I then subtracted the original vector from this projection onto the plane and got $\begin{bmatrix} -1 \\ 2 \\ 1 \end{bmatrix}$.
So, I found the length of the vector $\begin{bmatrix} -1 \\ 2 \\ 1 \end{bmatrix}$ which is $\sqrt{6}$.
But, this wasn't the right answer, and I'm not sure why my method doesn't work. Shouldn't the length of an orthogonal projection of a vector onto a plane be the distance between the vector and the plane? I don't believe I made any simple algebraic mistakes either.
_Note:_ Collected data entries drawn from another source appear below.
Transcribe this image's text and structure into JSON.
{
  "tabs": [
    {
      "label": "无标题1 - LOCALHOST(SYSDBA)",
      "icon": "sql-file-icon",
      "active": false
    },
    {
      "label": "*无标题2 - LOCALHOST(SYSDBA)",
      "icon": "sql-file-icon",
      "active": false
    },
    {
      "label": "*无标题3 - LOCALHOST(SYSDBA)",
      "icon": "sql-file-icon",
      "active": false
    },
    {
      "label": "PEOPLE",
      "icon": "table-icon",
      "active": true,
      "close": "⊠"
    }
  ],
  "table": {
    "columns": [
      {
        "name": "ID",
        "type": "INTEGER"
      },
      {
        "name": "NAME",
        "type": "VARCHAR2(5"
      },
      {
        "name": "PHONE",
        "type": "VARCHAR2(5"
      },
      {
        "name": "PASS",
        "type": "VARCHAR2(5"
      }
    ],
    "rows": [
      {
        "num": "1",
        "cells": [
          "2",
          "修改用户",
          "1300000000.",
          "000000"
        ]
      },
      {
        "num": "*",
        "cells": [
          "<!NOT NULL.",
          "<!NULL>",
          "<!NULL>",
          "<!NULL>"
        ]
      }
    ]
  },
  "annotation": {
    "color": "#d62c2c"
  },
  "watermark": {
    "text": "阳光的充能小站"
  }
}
Using this formula:
The distance from $(x_0, y_0, z_0)$ to the plane $Ax + By + Cz + D = 0$ is $$ \text{Distance} = \frac{|Ax_0 + By_0 + Cz_0 + D|}{\sqrt{A^2 + B^2 + C^2}}$$
I got $2\sqrt{2}$.
All of your computations are correct, the issue is mostly conceptual.
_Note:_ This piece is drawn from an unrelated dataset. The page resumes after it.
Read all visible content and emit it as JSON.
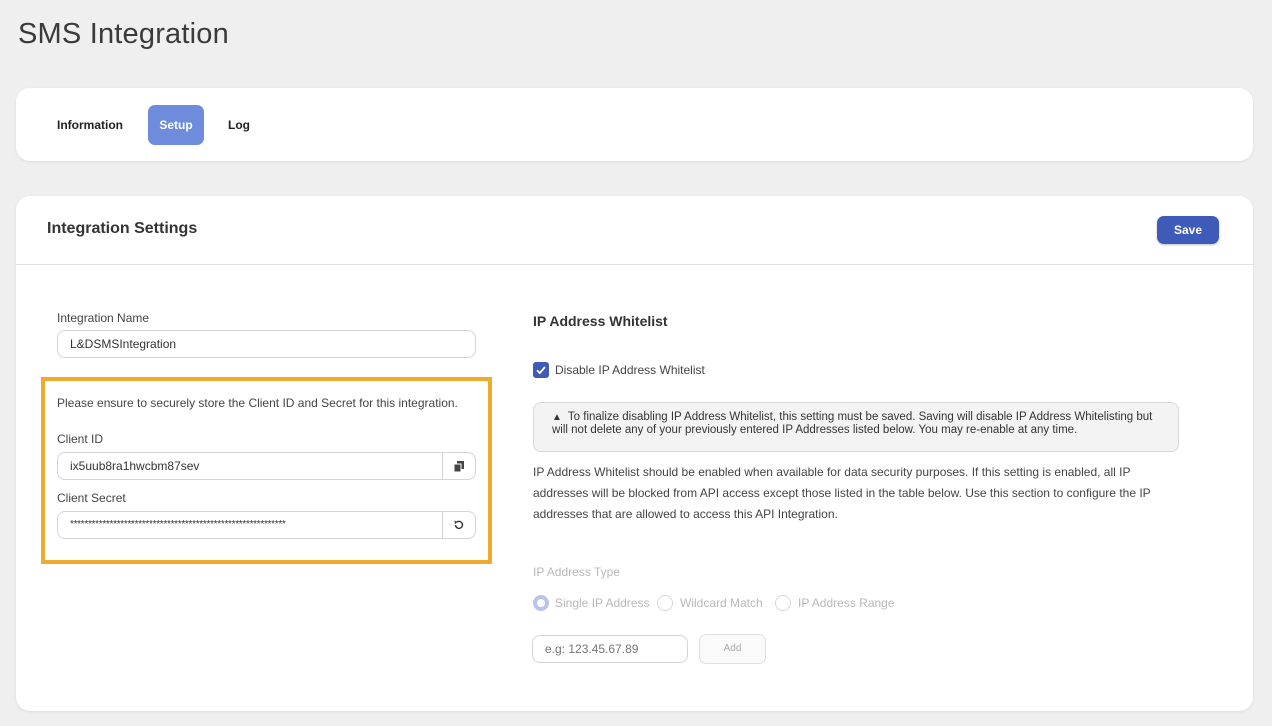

Let $V$ denote the subspace of $\mathbb R^3$ given by the plane $x_1 + x_3 = 0.$ Then the projection of $(1,2,3)$ onto this plane is $\operatorname{proj}_V(1,2,3) = (-1,2,1),$ as you calculated. Note that this projection vector is in the plane $x_1 + x_3 = 0$ (the first component plus the third component is zero).
You also found that $(1,2,3) = \operatorname{proj}_V(1,2,3) + (2,0,2).$ So $(2,0,2)$ is the vector going from $\operatorname{proj}_V(1,2,3)$ to the point $(1,2,3)$ and so the length of this vector will be the distance from the point to the plane. Draw a picture to see this a bit more clearly!